GOVERNO FISCALIZA WEB
Autoridade Nacional de Proteção de Dados monitora sites pornográficos para impedir acesso de menores
Ação da ANPD visa garantir que plataformas de conteúdo adulto e serviços de acompanhantes adotem mecanismos eficazes de verificação de idade, conforme o Estatuto Digital da Criança e do Adolescente.

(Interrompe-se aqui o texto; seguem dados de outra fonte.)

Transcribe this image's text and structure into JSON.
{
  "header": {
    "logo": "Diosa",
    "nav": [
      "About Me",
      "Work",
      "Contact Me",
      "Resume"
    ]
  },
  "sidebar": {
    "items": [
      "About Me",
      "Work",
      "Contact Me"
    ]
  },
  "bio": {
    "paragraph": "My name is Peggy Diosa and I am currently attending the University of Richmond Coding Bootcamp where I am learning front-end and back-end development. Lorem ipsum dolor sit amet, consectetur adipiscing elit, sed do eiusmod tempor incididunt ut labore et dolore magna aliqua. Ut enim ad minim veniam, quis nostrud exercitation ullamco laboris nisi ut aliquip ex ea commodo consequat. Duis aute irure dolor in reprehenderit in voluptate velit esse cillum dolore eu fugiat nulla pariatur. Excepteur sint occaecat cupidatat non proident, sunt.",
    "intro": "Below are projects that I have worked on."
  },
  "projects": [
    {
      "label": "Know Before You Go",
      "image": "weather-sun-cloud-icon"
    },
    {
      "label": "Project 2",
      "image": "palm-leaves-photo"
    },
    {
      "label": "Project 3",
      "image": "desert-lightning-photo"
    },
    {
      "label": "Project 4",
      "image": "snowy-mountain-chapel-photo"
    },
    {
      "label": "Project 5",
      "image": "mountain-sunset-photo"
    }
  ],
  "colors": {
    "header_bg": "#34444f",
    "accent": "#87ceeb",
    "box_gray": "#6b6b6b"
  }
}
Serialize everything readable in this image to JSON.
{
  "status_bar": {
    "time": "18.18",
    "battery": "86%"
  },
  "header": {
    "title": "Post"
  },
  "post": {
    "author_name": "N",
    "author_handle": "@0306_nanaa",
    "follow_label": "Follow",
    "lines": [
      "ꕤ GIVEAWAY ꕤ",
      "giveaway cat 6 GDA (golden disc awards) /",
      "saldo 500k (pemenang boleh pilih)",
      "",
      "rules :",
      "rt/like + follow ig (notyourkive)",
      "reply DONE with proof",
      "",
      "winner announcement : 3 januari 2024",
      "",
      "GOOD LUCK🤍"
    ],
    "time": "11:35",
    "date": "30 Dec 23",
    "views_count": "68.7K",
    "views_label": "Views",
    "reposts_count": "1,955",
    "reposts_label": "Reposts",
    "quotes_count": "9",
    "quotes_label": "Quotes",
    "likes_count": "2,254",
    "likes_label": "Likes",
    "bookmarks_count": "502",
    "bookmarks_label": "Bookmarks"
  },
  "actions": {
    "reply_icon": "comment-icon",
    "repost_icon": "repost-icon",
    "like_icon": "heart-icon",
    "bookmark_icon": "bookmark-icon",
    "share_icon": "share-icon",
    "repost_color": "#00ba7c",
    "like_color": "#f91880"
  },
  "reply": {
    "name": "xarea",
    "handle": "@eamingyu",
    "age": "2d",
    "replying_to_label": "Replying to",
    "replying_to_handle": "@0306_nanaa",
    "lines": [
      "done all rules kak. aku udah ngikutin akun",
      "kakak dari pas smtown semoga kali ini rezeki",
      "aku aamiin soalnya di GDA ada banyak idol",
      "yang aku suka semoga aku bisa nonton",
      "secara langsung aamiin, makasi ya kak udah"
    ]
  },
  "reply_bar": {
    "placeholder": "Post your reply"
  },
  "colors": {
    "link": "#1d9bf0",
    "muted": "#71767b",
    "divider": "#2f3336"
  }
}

A Autoridade Nacional de Proteção de Dados (ANPD) iniciou nesta sexta-feira, 20/06/2026, o monitoramento de sites com conteúdo pornográfico e serviços de acompanhantes. O objetivo é verificar se essas plataformas estão efetivamente impedindo o acesso de crianças e adolescentes, em conformidade com o recém-implementado Estatuto Digital da Criança e do Adolescente (ECA Digital). A decisão impacta diretamente a forma como menores podem ser expostos a conteúdos inadequados na internet, reforçando a proteção à sua dignidade e desenvolvimento.
A ação, anunciada na última sexta-feira, 19/06/2026, abrange 18 sites que, segundo a agência, concentram aproximadamente 98% do tráfego desse tipo de material no Brasil. A iniciativa tem caráter preventivo e faz parte das diretrizes do ECA Digital, buscando garantir que empresas adotem mecanismos confiáveis de verificação de idade, indo além da simples autodeclaração e protegendo a integridade dos jovens.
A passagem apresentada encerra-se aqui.